Shocking because they make clear that the incidence of slavery has become normalised once again — and not just in criminal operations such as the illegal drugs trade or trafficking for prostitution, but in the mainstream economy. The declarations are prefaced with management expressions of abhorrence, of course, but there they are, another note alongside the annual accounts. They are admirable, however, in that transparency must be the first step to tackling this phenomenon.
Last month the National Crime Agency reported a 35-percent annual rise in the number of suspected slavery victims found in the U.K., with more than 5,000 people referred to the government mechanism that supports them in 2017. Labour exploitation, rather than sexual exploitation, was the most common type of modern slavery cited.
The list of high-risk sectors for slavery declared in company statements is long: temporary workers in distribution and office cleaning; agency labour in logistics operations; subcontracted car-washes cleaning company vehicles; construction workers building and renovating company premises; outsourced security staff. A catalogue of the casualised workforce, in other words. It is hardly surprising that the most egregious forms of exploitation should appear where economic, legal and moral responsibility has been deliberately diffused. Modern slavery is the flipside of the coin that has seen corporates offshore their profits and dodge tax. Both represent a sloughing-off of what were seen in the past as important obligations to society.
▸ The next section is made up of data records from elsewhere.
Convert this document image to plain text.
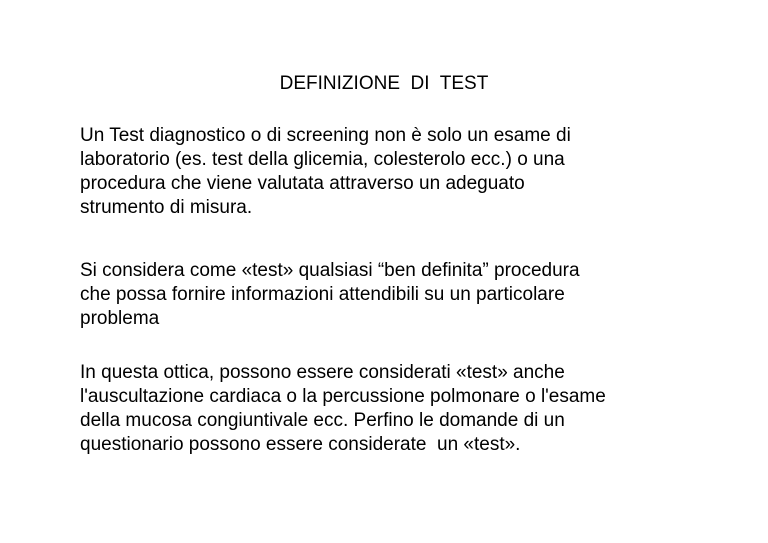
DEFINIZIONE  DI  TEST
Un Test diagnostico o di screening non è solo un esame di
laboratorio (es. test della glicemia, colesterolo ecc.) o una
procedura che viene valutata attraverso un adeguato
strumento di misura.
Si considera come «test» qualsiasi “ben definita” procedura
che possa fornire informazioni attendibili su un particolare
problema
In questa ottica, possono essere considerati «test» anche
l'auscultazione cardiaca o la percussione polmonare o l'esame
della mucosa congiuntivale ecc. Perfino le domande di un
questionario possono essere considerate  un «test».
Then there are the more specific areas of production, where big high-street retailers’ statements acknowledge that forced or trafficked labour, often of refugees, is a well-known and recurring issue: the British and Irish fishing fleets, the U.K. meat and poultry processing industry, Leicester garment manufacturing, the Thai prawn supply chain, the Italian tomato industry, the Spanish horticulture sector, the Assam tea chain, and the Turkish garment sector.
Separate from corporate reporting, the Gangmaster and Labour Abuse Authority was given powers in April 2017 to investigate exploitation beyond its original narrow remit of food and agriculture. The more it looks, the more it finds, and some of this new activity accounts for the increasing numbers of suspected victims of modern slavery.